The above examples are not exhaustive.
In addition, once any circumstances preventing the sale of the dwelling have been resolved, the dwelling needs to be placed on the market as soon as possible to enable its disposal.
In considering whether to extend the two-year period in subsection 118-195(1) of the ITAA 1997, all the factors both in favour and against the granting of the Commissioner's discretion must be considered. How much weight we give to each factor will depend upon the circumstances of each case.
Paragraph 19 of PCG 2019/5 provides we will not allow a longer period for even a very short delay beyond 2 years if there are no relevant circumstances present. Likewise, a lengthy delay will not prevent us from allowing a longer period where relevant circumstances caused the delay and persisted for the overwhelming majority of the total period.
Application to your circumstances
It's evident the trustee demonstrated an intention to sell the property. Probate was granted a couple of months after the date of death and the first contract for sale was entered into within 12 months from the deceased's passing.
As per paragraph 12 of PCG 2019/5, the Commissioner would be expected to exercise the discretion where settlement of a contract of sale over the dwelling is delayed or falls through for reasons outside the beneficiary or trustee's control. It's acknowledged the delay in settlement was caused by actions of other apartment owners and developers which is outside the trustee's control. However, entering a sale contract conditional upon the contemporaneous settlement of a number of apartments, is within the trustee's control.
Selling to property developers is more complex than a traditional sale of a single apartment. When Company Z offer was withdrawn after several months, the trustee did not attempt to market and sell the dwelling separately on the open market.
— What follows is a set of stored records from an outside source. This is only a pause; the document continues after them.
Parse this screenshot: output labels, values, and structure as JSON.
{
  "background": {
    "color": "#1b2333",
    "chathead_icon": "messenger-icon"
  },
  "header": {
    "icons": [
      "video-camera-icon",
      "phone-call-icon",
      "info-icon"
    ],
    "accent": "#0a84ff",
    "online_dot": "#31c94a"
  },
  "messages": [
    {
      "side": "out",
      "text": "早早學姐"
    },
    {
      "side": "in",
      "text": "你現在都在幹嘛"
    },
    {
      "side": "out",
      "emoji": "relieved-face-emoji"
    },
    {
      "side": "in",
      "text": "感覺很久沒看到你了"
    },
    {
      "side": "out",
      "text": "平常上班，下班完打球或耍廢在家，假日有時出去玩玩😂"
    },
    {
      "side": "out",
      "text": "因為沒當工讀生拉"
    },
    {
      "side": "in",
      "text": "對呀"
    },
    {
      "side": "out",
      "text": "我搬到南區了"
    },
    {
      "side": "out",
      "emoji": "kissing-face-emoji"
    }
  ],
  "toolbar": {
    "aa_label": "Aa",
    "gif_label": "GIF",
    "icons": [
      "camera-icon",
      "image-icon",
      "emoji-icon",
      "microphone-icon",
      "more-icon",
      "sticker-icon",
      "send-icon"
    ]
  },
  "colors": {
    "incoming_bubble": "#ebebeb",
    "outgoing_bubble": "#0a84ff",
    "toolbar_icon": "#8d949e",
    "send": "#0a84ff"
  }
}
We consider the delay in the disposal of the property is attributed to the choice the trustee made in entering the selling arrangement. Delays in the settlement would be expected given the nature of the conditional contract.
Another factor we considered in exercising the discretion is the period the property was used to produce assessable income. This is considered an unfavourable factor in exercising the discretion.
It is for the above reasons the Commissioner will not exercise the discretion under Section 118-195 of the ITAA 1997 to allow an extension of the two-year time limit. Therefore, the normal CGT rules will apply to the disposal of the dwelling. Note that the first element of the cost base for the dwelling is its market value on the deceased's date of death. The 50% CGT discount also apply in relation to the dwelling.
You are required to declare the capital gain in the Trust tax return.